Device trees I: Are we having fun yet?
Device trees I: Are we having fun yet?
Posted Nov 12, 2013 23:09 UTC (Tue) by mwsealey (subscriber, #71282)Parent article: Device trees I: Are we having fun yet?
There definitely should be a little standardization around it - imagine a platform where USB ports are present but also parts are soldered to the PCB. They will *always* appear at the same places in the USB topology.
PCI device "compatible" properties are usually derived from the device and vendor ids (and sub ids) in the configuration space. USB has much the same thing. If you ever enabled dynamic network device naming on a modern Linux kernel, it is much the same gobbledegook string - v8081d1504u8181s8171.
If it is fixed to the board, then it should be fixed in the tree. And sometimes, hubs and other USB devices need configuring to tell them they're fixed to a board and their ports are not hot-pluggable.
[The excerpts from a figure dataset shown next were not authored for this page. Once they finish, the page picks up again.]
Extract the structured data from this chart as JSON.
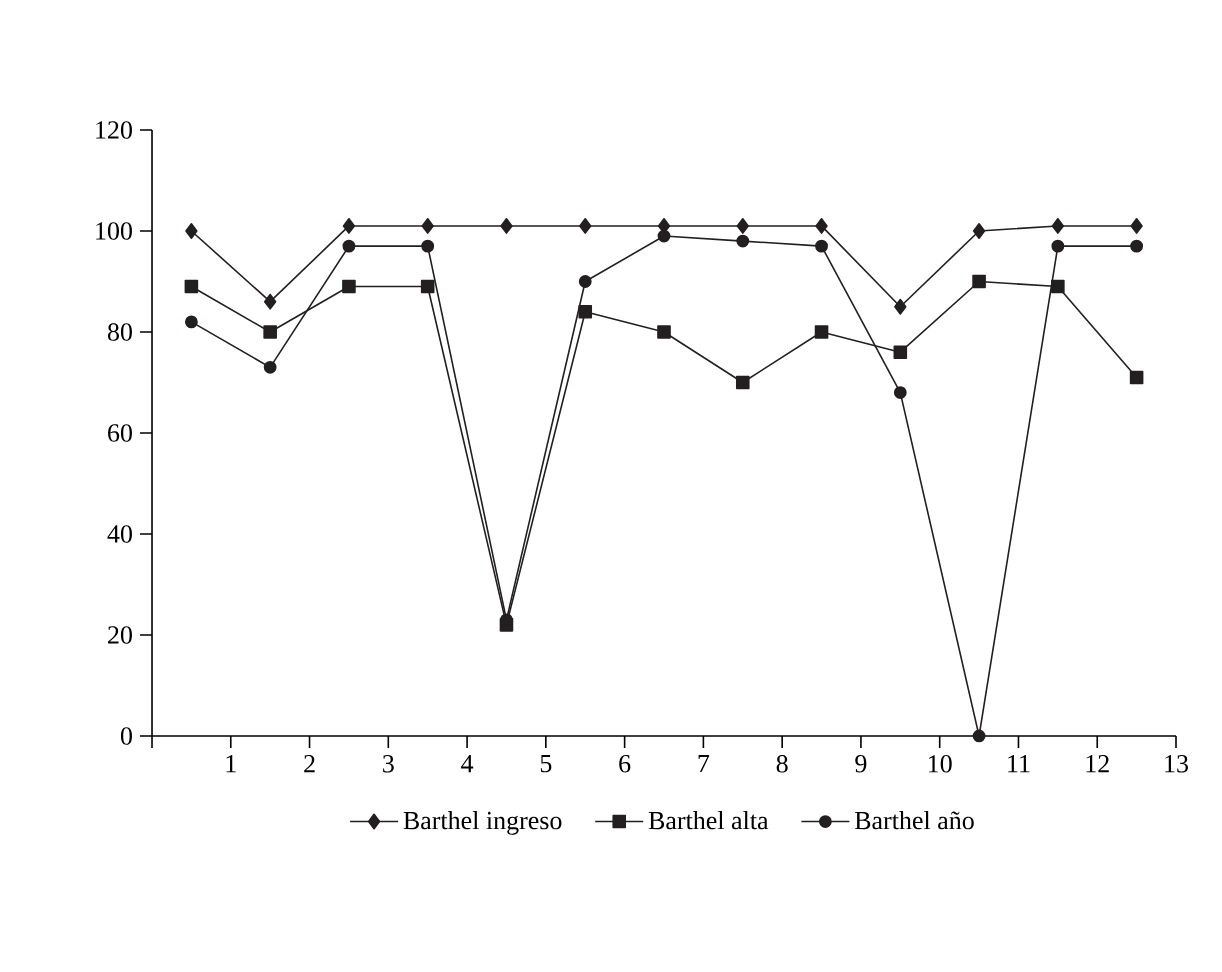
{
  "chart_data": {
    "type": "line",
    "x": [
      0.5,
      1.5,
      2.5,
      3.5,
      4.5,
      5.5,
      6.5,
      7.5,
      8.5,
      9.5,
      10.5,
      11.5,
      12.5
    ],
    "series": [
      {
        "name": "Barthel ingreso",
        "color": "#231f20",
        "marker": "diamond",
        "values": [
          100,
          86,
          101,
          101,
          101,
          101,
          101,
          101,
          101,
          85,
          100,
          101,
          101
        ]
      },
      {
        "name": "Barthel alta",
        "color": "#231f20",
        "marker": "square",
        "values": [
          89,
          80,
          89,
          89,
          22,
          84,
          80,
          70,
          80,
          76,
          90,
          89,
          71
        ]
      },
      {
        "name": "Barthel año",
        "color": "#231f20",
        "marker": "circle",
        "values": [
          82,
          73,
          97,
          97,
          23,
          90,
          99,
          98,
          97,
          68,
          0,
          97,
          97
        ]
      }
    ],
    "xlim": [
      0,
      13
    ],
    "xticks": [
      1,
      2,
      3,
      4,
      5,
      6,
      7,
      8,
      9,
      10,
      11,
      12,
      13
    ],
    "ylim": [
      0,
      120
    ],
    "yticks": [
      0,
      20,
      40,
      60,
      80,
      100,
      120
    ],
    "grid": false,
    "legend": "bottom",
    "line_style": "solid"
  }
}
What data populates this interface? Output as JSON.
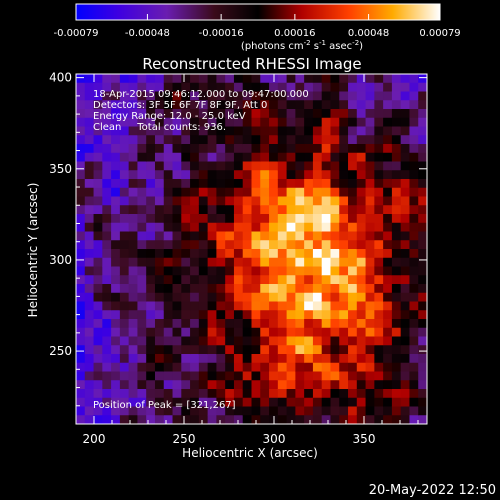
{
  "chart_data": {
    "type": "heatmap",
    "title": "Reconstructed RHESSI Image",
    "xlabel": "Heliocentric X (arcsec)",
    "ylabel": "Heliocentric Y (arcsec)",
    "xlim": [
      190,
      385
    ],
    "ylim": [
      210,
      402
    ],
    "xticks": [
      200,
      250,
      300,
      350
    ],
    "yticks": [
      250,
      300,
      350,
      400
    ],
    "colorbar": {
      "ticks": [
        "-0.00079",
        "-0.00048",
        "-0.00016",
        "0.00016",
        "0.00048",
        "0.00079"
      ],
      "unit_main": "(photons cm",
      "unit_sup1": "-2",
      "unit_mid": " s",
      "unit_sup2": "-1",
      "unit_mid2": " asec",
      "unit_sup3": "-2",
      "unit_end": ")",
      "range": [
        -0.00079,
        0.00079
      ]
    },
    "annotations": [
      "18-Apr-2015 09:46:12.000 to 09:47:00.000",
      "Detectors: 3F 5F 6F 7F 8F 9F, Att 0",
      "Energy Range: 12.0 - 25.0 keV",
      "Clean     Total counts: 936."
    ],
    "peak_label": "Position of Peak = [321,267]",
    "peak": [
      321,
      267
    ]
  },
  "footer": {
    "timestamp": "20-May-2022 12:50"
  }
}
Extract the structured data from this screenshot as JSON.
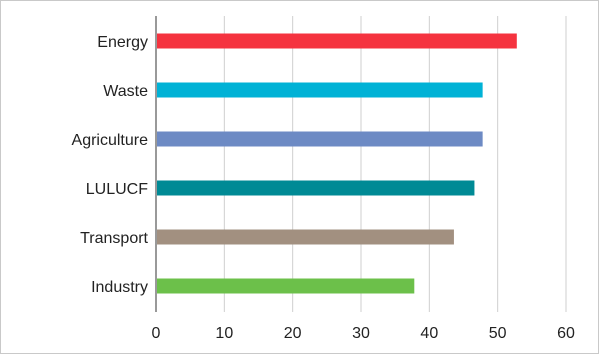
{
  "chart_data": {
    "type": "bar",
    "orientation": "horizontal",
    "categories": [
      "Energy",
      "Waste",
      "Agriculture",
      "LULUCF",
      "Transport",
      "Industry"
    ],
    "values": [
      52.8,
      47.8,
      47.8,
      46.6,
      43.6,
      37.8
    ],
    "colors": [
      "#f5333f",
      "#00b2d6",
      "#6d8ac4",
      "#008a95",
      "#a29080",
      "#6cc04a"
    ],
    "xlim": [
      0,
      60
    ],
    "xticks": [
      "0",
      "10",
      "20",
      "30",
      "40",
      "50",
      "60"
    ],
    "grid": "vertical",
    "legend": "none"
  }
}
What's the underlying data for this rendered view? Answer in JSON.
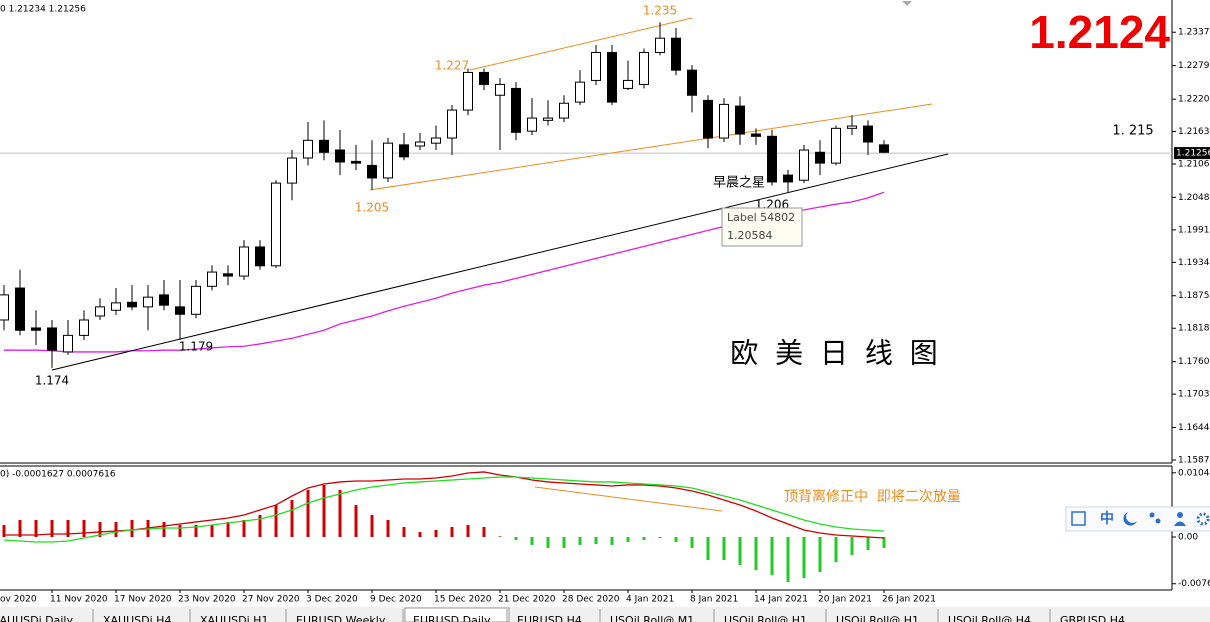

For a dynamic firmware implementation that can generate a device-tree on the fly (more relevant on PowerPC than ARM, but there is no reason it cannot happen on ARM), it is still expected that it would fill in /chosen properly in the final device tree for things like it's boot device. In this case, a USB device has to be present in the tree to be referenced by phandle.
For WiFi and suchlike, it is acceptable that a 'pretend' rfkill node might be created to control the devices and follow the Linux subsystem, but this would go against the OS-neutrality of device trees. In this case, the solution is simple. If it is soldered down or shipped as a fixed option in a consumer device (such as in a Netbook, under a door you may remove but wouldn't want to remove the warranty sticker to do so) then it should be listed.